3. Complication-classifications (papañca-sankha): The mind's tendency to read distinctions and differentiations even into the simplest experience of the present, thus giving rise to views that can issue in conflict. As Sn IV.14 points out, the root of these classifications is the perception, "I am the thinker." For further discussion of this point, see note 1 to that discourse and the introduction to MN 18.

4. "Spirit" is the usual rendering of the Pali word, yakkha. According to Nd.I, however, in this context the word yakkha means person, individual, human being, or living being.

5. In other words, the sage knows that both groups in the previous stanza fall back on their knowledge as a measure of the goal, without comprehending the dependency still latent in their knowledge. The sages in the first group are mistaking the experience of neither perception nor non-perception as the goal, and so they are still dependent on that state of concentration. The sages in the second group, by the fact that they claim to be skilled, show that there is still a latent conceit in their awakening-like experience, and thus it is not totally independent of clinging. (For more on this point, see MN 102, quoted in The Mind Like Fire Unbound, pp. 81-82.) Both groups still maintain the concept of a "spirit" that is purified in the realization of purity. Once these dependencies are comprehended, one gains release from disputes and from states of becoming and not-becoming. It is in this way that knowledge is a means to the goal, but the goal itself is not measured or defined in terms of knowledge.


* * *

§ 35.
"I ask the kinsman of the Sun, the great seer,
about seclusion & the state of peace.
Seeing in what way is a monk unbound,
clinging to nothing in the world?"
"He should put an entire stop
to the root of complication-classifications:
'I am the thinker.'[1]
He should train, always mindful,
to subdue any craving inside him.
Whatever truth he may know,
within or without,
he shouldn't get entrenched
in connection with it,
for that isn't called
Unbinding by the good.
He shouldn't, because of it, think himself
better,
lower, or
equal.
Touched by contact in various ways,
he shouldn't keep conjuring self.
Stilled right within,
a monk shouldn't seek peace from another,
from anything else.
For one stilled right within,
there's nothing embraced,
so how rejected?
Nothing that's self,
so from whence would there be
against-self?[2]

As in the middle of the sea
it is still,
with no waves upwelling,
so the monk -- unperturbed, still --
should not swell himself
anywhere."


[Sutta Nipata IV.14]

Notes
1. On complication-classifications and their role in leading to conflict, see Sn IV.11 and the introduction to MN 18. The perception, "I am the thinker" lies at the root of these classifications in that it reads into the immediate present a set of distinctions -- I/not-I; being/not-being; thinker/thought; identity/non-identity -- that then can proliferate into mental and physical conflict.
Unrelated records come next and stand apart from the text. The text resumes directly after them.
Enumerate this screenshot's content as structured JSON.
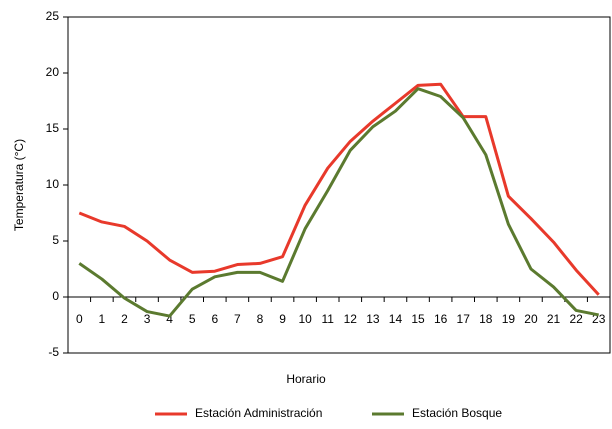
{
  "chart_data": {
    "type": "line",
    "x_label": "Horario",
    "y_label": "Temperatura (°C)",
    "categories": [
      "0",
      "1",
      "2",
      "3",
      "4",
      "5",
      "6",
      "7",
      "8",
      "9",
      "10",
      "11",
      "12",
      "13",
      "14",
      "15",
      "16",
      "17",
      "18",
      "19",
      "20",
      "21",
      "22",
      "23"
    ],
    "series": [
      {
        "name": "Estación Administración",
        "color": "#e8392b",
        "values": [
          7.5,
          6.7,
          6.3,
          5.0,
          3.3,
          2.2,
          2.3,
          2.9,
          3.0,
          3.6,
          8.2,
          11.5,
          13.9,
          15.7,
          17.3,
          18.9,
          19.0,
          16.1,
          16.1,
          9.0,
          7.0,
          4.9,
          2.4,
          0.2
        ]
      },
      {
        "name": "Estación Bosque",
        "color": "#5b7a2f",
        "values": [
          3.0,
          1.6,
          -0.1,
          -1.3,
          -1.7,
          0.7,
          1.8,
          2.2,
          2.2,
          1.4,
          6.1,
          9.5,
          13.1,
          15.2,
          16.6,
          18.6,
          17.9,
          16.0,
          12.7,
          6.5,
          2.5,
          0.9,
          -1.2,
          -1.6
        ]
      }
    ],
    "ylim": [
      -5,
      25
    ],
    "yticks": [
      -5,
      0,
      5,
      10,
      15,
      20,
      25
    ],
    "legend": "bottom"
  }
}
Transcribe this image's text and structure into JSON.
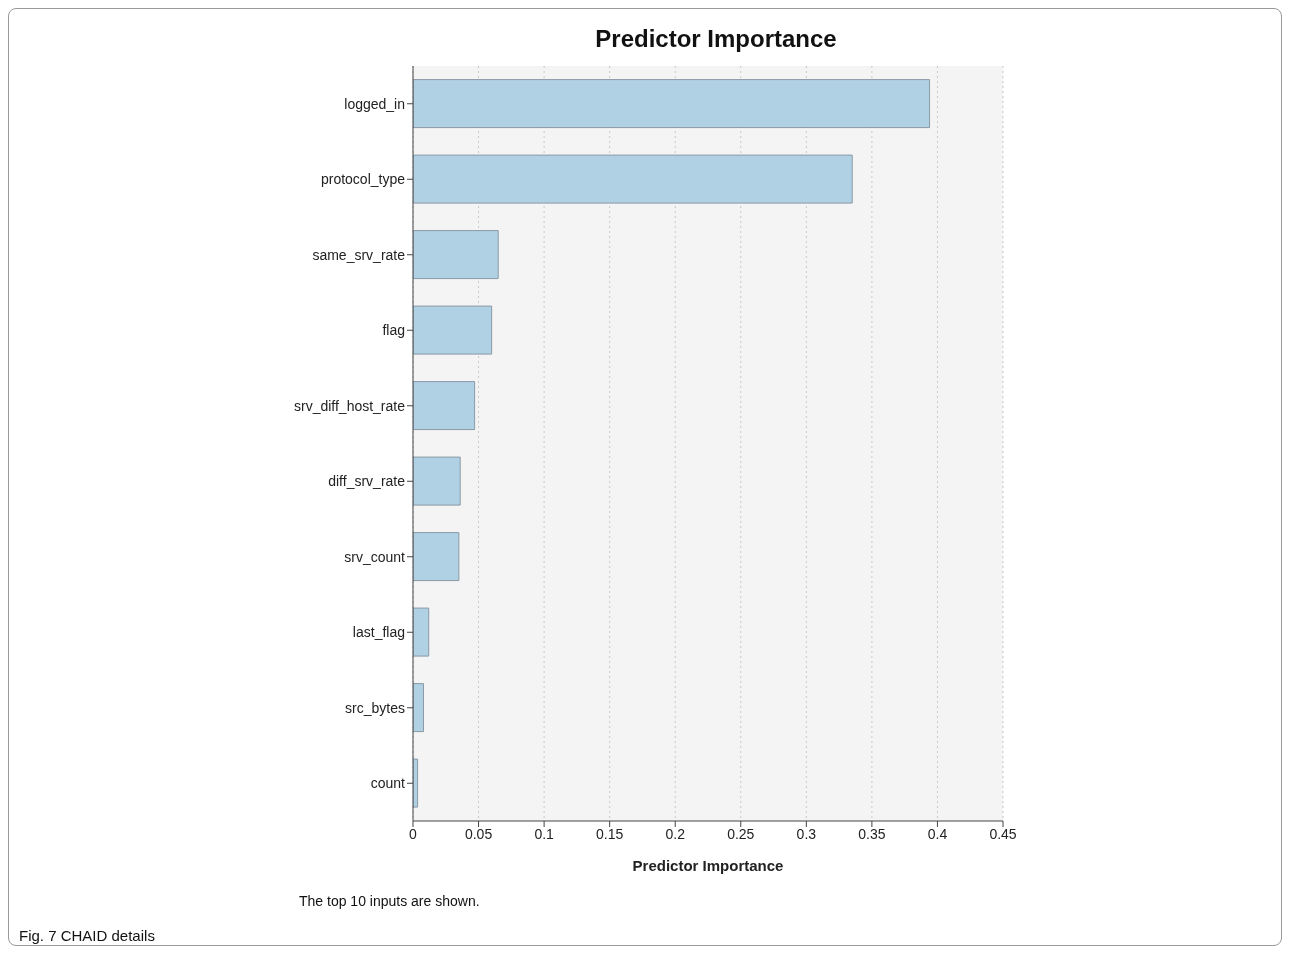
{
  "chart_data": {
    "type": "bar",
    "orientation": "horizontal",
    "title": "Predictor Importance",
    "xlabel": "Predictor Importance",
    "categories": [
      "logged_in",
      "protocol_type",
      "same_srv_rate",
      "flag",
      "srv_diff_host_rate",
      "diff_srv_rate",
      "srv_count",
      "last_flag",
      "src_bytes",
      "count"
    ],
    "values": [
      0.394,
      0.335,
      0.065,
      0.06,
      0.047,
      0.036,
      0.035,
      0.012,
      0.008,
      0.0035
    ],
    "color": "#b0d0e3",
    "xlim": [
      0,
      0.45
    ],
    "xticks": [
      0,
      0.05,
      0.1,
      0.15,
      0.2,
      0.25,
      0.3,
      0.35,
      0.4,
      0.45
    ],
    "grid": "x",
    "annotations": [
      "The top 10 inputs are shown.",
      "Fig. 7 CHAID details"
    ]
  }
}
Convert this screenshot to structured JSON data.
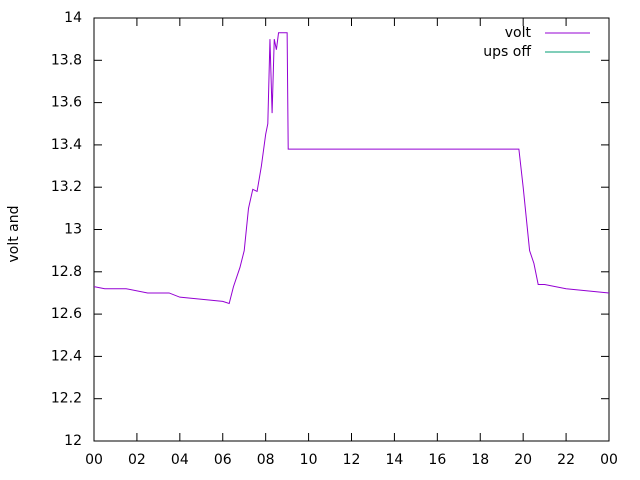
{
  "chart_data": {
    "type": "line",
    "y_label": "volt and",
    "x": [
      0,
      0.5,
      1.5,
      2.5,
      3.5,
      4,
      5,
      6,
      6.3,
      6.5,
      6.8,
      7.0,
      7.2,
      7.4,
      7.6,
      7.8,
      8.0,
      8.1,
      8.2,
      8.3,
      8.4,
      8.5,
      8.6,
      9.0,
      9.05,
      10,
      12,
      14,
      16,
      18,
      19.4,
      19.8,
      20.0,
      20.3,
      20.5,
      20.7,
      21,
      22,
      23,
      24
    ],
    "series": [
      {
        "name": "volt",
        "color": "#9400d3",
        "values": [
          12.73,
          12.72,
          12.72,
          12.7,
          12.7,
          12.68,
          12.67,
          12.66,
          12.65,
          12.73,
          12.82,
          12.9,
          13.1,
          13.19,
          13.18,
          13.3,
          13.45,
          13.5,
          13.9,
          13.55,
          13.9,
          13.85,
          13.93,
          13.93,
          13.38,
          13.38,
          13.38,
          13.38,
          13.38,
          13.38,
          13.38,
          13.38,
          13.2,
          12.9,
          12.84,
          12.74,
          12.74,
          12.72,
          12.71,
          12.7
        ]
      },
      {
        "name": "ups off",
        "color": "#009e73",
        "values": [
          null,
          null,
          null,
          null,
          null,
          null,
          null,
          null,
          null,
          null,
          null,
          null,
          null,
          null,
          null,
          null,
          null,
          null,
          null,
          null,
          null,
          null,
          null,
          null,
          null,
          null,
          null,
          null,
          null,
          null,
          null,
          null,
          null,
          null,
          null,
          null,
          null,
          null,
          null,
          null
        ]
      }
    ],
    "xlim": [
      0,
      24
    ],
    "xticks": [
      {
        "value": 0,
        "label": "00"
      },
      {
        "value": 2,
        "label": "02"
      },
      {
        "value": 4,
        "label": "04"
      },
      {
        "value": 6,
        "label": "06"
      },
      {
        "value": 8,
        "label": "08"
      },
      10,
      12,
      14,
      16,
      18,
      20,
      22,
      {
        "value": 24,
        "label": "00"
      }
    ],
    "ylim": [
      12,
      14
    ],
    "yticks": [
      12,
      12.2,
      12.4,
      12.6,
      12.8,
      13,
      13.2,
      13.4,
      13.6,
      13.8,
      14
    ],
    "legend": "top-right",
    "grid": false
  }
}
The conceit inherent in this perception thus forms a fetter on the mind. To become unbound, one must learn to examine these distinctions -- which we all take for granted -- to see that they are simply assumptions that are not inherent in experience, and that we would be better off to be able to drop them.
2. "Embraced/rejected, self/ against-self" -- a pun on the pair of Pali words, atta/nirattam.